Employees Represented by Union May Not Be Forced to Wear Union Logo
Description Appeals court held that even though a collective bargaining agreement required employees to wear a union logo on their uniform, the requirement was in violation of the NLRA, as employees have the right not to engage in union activities.
Topic Labor Law
Key Words Union Logo; Public Image
C A S E   S U M M A R Y
Facts BellSouth and the Communications Workers of America (CWA) have had a collective bargaining agreement for decades.
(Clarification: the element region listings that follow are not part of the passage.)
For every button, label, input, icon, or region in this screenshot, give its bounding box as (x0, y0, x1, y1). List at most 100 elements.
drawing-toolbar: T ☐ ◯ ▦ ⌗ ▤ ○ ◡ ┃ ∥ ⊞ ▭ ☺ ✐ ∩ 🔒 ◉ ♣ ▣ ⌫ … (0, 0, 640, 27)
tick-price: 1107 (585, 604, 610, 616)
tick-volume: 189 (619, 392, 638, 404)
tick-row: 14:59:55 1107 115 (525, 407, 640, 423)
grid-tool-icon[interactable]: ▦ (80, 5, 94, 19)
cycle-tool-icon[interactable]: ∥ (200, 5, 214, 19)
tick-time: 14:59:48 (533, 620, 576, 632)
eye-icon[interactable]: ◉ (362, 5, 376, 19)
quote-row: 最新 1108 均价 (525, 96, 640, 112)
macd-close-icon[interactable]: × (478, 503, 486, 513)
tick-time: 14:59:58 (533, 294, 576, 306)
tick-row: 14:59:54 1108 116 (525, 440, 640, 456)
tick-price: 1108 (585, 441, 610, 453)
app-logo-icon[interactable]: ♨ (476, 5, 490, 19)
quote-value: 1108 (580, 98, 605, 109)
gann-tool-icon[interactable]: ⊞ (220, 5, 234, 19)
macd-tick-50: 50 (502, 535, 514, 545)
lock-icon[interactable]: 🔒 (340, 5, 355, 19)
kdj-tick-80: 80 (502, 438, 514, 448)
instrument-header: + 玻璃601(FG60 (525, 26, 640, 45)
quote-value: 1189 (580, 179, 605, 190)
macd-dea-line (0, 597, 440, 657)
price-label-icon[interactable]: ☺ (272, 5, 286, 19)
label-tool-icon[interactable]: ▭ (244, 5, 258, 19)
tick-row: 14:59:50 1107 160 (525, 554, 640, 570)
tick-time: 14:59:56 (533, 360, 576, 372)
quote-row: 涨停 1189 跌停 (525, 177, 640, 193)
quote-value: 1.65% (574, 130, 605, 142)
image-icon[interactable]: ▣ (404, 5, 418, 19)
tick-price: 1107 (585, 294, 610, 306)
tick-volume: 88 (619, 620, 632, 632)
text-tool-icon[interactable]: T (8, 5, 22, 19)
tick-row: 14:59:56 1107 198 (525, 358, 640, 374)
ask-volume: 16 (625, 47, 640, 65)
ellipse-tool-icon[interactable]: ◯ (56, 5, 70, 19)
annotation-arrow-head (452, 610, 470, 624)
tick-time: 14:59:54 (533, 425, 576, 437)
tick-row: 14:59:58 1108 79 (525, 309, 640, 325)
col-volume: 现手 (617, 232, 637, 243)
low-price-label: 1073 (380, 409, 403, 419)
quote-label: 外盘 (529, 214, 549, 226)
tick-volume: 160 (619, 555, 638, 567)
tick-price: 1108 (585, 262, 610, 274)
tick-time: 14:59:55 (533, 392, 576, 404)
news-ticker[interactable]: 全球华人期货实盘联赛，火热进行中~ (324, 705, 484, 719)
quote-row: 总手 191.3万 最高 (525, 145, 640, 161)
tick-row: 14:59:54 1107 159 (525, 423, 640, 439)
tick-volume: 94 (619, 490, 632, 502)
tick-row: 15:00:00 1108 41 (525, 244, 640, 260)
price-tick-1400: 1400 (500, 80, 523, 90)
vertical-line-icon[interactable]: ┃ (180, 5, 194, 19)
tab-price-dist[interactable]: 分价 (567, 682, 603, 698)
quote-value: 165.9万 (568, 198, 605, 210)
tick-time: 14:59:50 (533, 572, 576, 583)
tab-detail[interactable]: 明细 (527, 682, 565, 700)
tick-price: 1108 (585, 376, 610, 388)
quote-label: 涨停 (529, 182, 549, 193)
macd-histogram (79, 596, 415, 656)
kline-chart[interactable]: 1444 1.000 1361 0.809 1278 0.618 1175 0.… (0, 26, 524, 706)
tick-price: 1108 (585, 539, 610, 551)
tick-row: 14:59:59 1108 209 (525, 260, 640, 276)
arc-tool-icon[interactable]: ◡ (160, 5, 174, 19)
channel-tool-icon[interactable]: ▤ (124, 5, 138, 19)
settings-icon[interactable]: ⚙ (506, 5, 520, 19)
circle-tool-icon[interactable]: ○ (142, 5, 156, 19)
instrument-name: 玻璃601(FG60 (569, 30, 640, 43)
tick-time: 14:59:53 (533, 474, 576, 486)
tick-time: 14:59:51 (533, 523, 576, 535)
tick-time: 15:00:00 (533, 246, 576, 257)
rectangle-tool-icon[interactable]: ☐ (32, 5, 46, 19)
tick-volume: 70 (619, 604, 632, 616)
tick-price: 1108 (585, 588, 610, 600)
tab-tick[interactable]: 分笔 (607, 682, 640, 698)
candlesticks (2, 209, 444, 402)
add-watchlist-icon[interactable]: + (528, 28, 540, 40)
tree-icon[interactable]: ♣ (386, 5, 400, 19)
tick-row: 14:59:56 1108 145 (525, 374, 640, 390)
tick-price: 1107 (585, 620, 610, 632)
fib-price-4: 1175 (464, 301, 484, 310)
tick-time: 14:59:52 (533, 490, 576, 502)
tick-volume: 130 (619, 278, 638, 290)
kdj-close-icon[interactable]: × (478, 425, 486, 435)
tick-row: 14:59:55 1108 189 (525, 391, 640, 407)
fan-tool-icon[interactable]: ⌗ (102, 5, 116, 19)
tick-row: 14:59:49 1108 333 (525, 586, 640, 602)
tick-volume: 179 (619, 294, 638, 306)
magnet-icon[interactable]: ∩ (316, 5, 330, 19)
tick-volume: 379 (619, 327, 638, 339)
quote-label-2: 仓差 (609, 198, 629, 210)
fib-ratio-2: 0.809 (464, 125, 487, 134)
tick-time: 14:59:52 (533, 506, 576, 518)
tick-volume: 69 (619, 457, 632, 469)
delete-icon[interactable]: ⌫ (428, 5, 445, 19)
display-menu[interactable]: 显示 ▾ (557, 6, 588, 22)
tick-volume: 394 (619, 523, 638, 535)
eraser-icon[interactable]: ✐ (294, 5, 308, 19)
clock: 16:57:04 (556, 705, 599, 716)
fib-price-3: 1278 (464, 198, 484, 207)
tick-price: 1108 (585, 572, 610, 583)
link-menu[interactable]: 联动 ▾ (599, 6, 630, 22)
The agreement required employees who have contact with the public to wear a uniform bearing both the BellSouth logo and the CWA logo. This applies to all employees in such job categories, whether they are union members or not. Those who do not comply with the requirement are subject to discipline. Lee, who is not a union member, objected to wearing the union logo as an unfair labor practice. The NLRB upheld the requirement to wear the logo. Lee appealed.

Vacated and remanded. The NLRA protects employees' right to engage in union activities, such as wearing union logos, but also protects those employees who choose not to participate in union activities. BellSouth and the CWA violated the LNRA by requiring employees to ear union logos. There was no evidence that a display of the logo successfully conveyed a company message important to its customers. The fact that wearing the logo was subject to collective bargaining did not constitute a special circumstance that makes the requirement legal.